Jacobsen has grown into taking “nature” photographs. She said her earlier work was mostly interior photography – portraits of people and other photographs that she set up or staged.

Jacobsen’s interest in photography was sparked when her father gave her a single-lens-reflex camera when she was 19 years old.

“It opened up a whole new world to me. It was very exciting,” she said.

Jacobsen is a self-taught photographer. She majored in rehabilitation at Penn State University, and took one course in photography. In those days, photographers used film. They used chemicals to develop the film in a darkroom and made prints.
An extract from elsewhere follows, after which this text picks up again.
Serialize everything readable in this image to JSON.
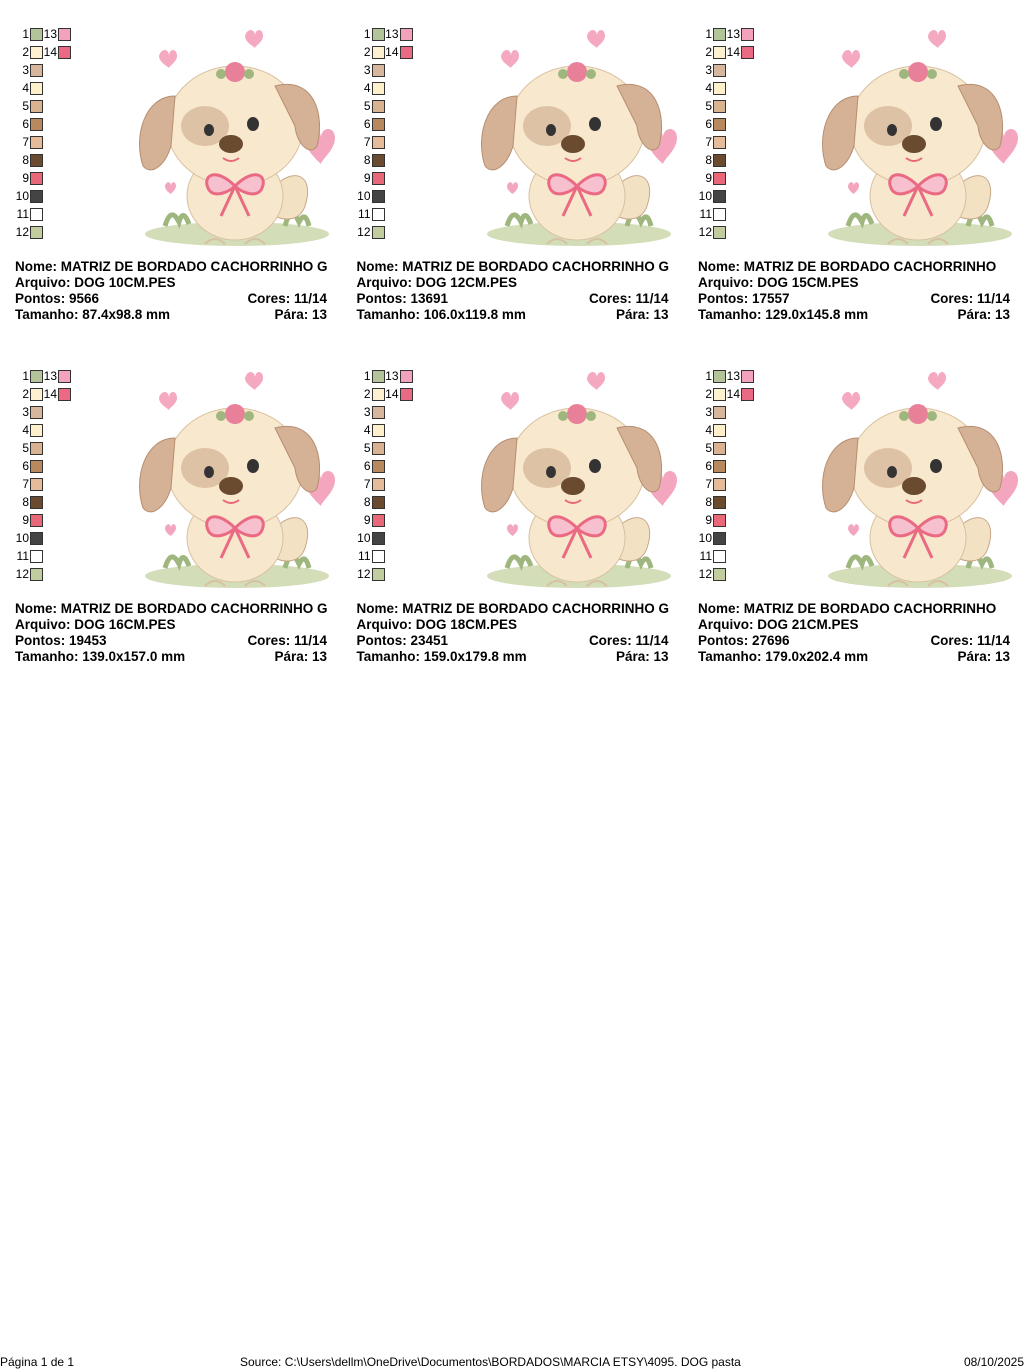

Now, she uses a digital camera, which does not require expensive chemicals and a darkroom – just a computer and some programs.

“I don’t think you can develop an ‘eye’ for photography. As a young girl, I remember being very aware, visually, of what was around me. I just recall being very tuned in to what the environment was like around me,” Jacobsen explained.

As much as she enjoyed it, she was never able to support herself through her photography. Setting up a darkroom and buying chemicals was expensive, so she held a variety of jobs.

For several years, she worked at Demarais Studio on Lawn Park Avenue in the Eldridge Park neighborhood in Lawrence. She also worked for an optometrist at the Lawrence Shopping Center.

“Photography was a hobby,” Jacobsen said.

Jacobsen has exhibited her photographs at The Trenton City Museum at Ellarslie Mansion. Her work has been exhibited at Mercer County photography shows, as well.

Jacobsen encourages people to get out and walk on the Lawrence Hopewell Trail, even if they are not photographers. They should enjoy nature.

“Everyone is on their phones all the time. Notice stuff. Be aware,” she said.

“The Lawrence Hopewell Trail gives you a lot of opportunity to see things, and it changes all the time. It’s the best thing to happen to this part of Mercer County, and it’s available to anybody all the time,” Jacobsen said.